Now, our collar-wearing heroine, Suguri, possesses an uncanny rapport with dogs—a connection so strong that she can even predict when and where they’re going to poop. Apparently, in the world of Inubaka (which literally translates to “Dog Idiot”), when a dog poops unexpectedly, you catch it in your bare hands. I sincerely hope that this is not the case throughout Japan. Upon meeting Suguri, all dogs emit “happy pee,” which is a cutesy Japanese way of saying “submissive urination.” Basically, she’s a walking health risk.
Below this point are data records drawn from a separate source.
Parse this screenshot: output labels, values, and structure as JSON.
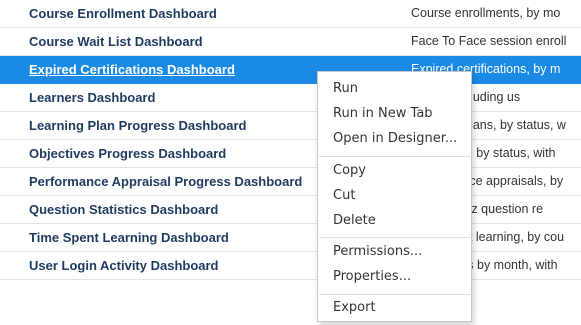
{
  "rows": [
    {
      "name": "Course Enrollment Dashboard",
      "desc": "Course enrollments, by mo"
    },
    {
      "name": "Course Wait List Dashboard",
      "desc": "Face To Face session enroll"
    },
    {
      "name": "Expired Certifications Dashboard",
      "desc": "Expired certifications, by m"
    },
    {
      "name": "Learners Dashboard",
      "desc": "Activity including us"
    },
    {
      "name": "Learning Plan Progress Dashboard",
      "desc": "Learning plans, by status, w"
    },
    {
      "name": "Objectives Progress Dashboard",
      "desc": "Objectives, by status, with"
    },
    {
      "name": "Performance Appraisal Progress Dashboard",
      "desc": "Performance appraisals, by"
    },
    {
      "name": "Question Statistics Dashboard",
      "desc": "Course quiz question re"
    },
    {
      "name": "Time Spent Learning Dashboard",
      "desc": "Time spent learning, by cou"
    },
    {
      "name": "User Login Activity Dashboard",
      "desc": "User logins by month, with"
    }
  ],
  "selected_row": "Expired Certifications Dashboard",
  "context_menu": {
    "run": "Run",
    "run_new_tab": "Run in New Tab",
    "open_designer": "Open in Designer...",
    "copy": "Copy",
    "cut": "Cut",
    "delete": "Delete",
    "permissions": "Permissions...",
    "properties": "Properties...",
    "export": "Export"
  }
}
Daily life at Woofles centers on looking after an ever-changing roster of adorable, realistically drawn puppies, and every time a new pup is introduced, writer/artist Yukiya Sakuragi provides a few random facts about the breed. I’m not sure why, but this is kind of nice and quasi-educational. In her first few days at Woofles, Suguri accidentally loses a Welsh Corgi puppy, successfully introduces a French Bulldog to an acne-pocked, pop-idol obsessed Masi Oka look-alike, and—in a scene too bizarre to be believed—assists an untrained Papillon who stars in a TV commercial for bread with a supermodel who looks like Marissa from The O.C.
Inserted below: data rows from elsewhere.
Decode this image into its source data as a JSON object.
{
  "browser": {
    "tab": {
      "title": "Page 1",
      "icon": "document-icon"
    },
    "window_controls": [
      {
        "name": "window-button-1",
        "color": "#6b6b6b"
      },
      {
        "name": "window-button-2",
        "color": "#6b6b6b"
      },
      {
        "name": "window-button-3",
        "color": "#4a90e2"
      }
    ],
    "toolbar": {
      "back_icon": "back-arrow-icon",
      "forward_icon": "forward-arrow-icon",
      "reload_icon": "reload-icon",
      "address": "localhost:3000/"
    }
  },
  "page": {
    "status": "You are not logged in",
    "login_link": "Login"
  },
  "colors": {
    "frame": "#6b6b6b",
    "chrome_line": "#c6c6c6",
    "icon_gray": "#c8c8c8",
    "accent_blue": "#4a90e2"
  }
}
Meanwhile, Suguri seems to be developing a crush on Teppei, who spends his days grooming foofy little dogs. One minute, he’s bitching at her about how the puppies are “merchandise, not pets.” The next, he’s tenderly telling her that “every dog who leaves this shop is a friend,” and she can visit him or her anytime. Talk about mixed messages! Eventually, he consents to a “massage” from Suguri, in an attempt to divine the secret behind her mysterious power over canines. It’s weird. Really weird.
This book is rated “T + for older teens,” and based on the fairly juvenile humor and subject matter, I almost want to agree. But, for me, a “Teen” rating just doesn’t adequately account for the hentai-like panty shots that seem to occur every five pages, or the aforementioned “massage” scene. I’m interested to learn why Suguri has this power over dogs—it’s even hinted that she might be a dog in human form. All in all, Inubaka is a light, fluffy read for anyone intrigued by dogs, toilet humor, or Japanese culture.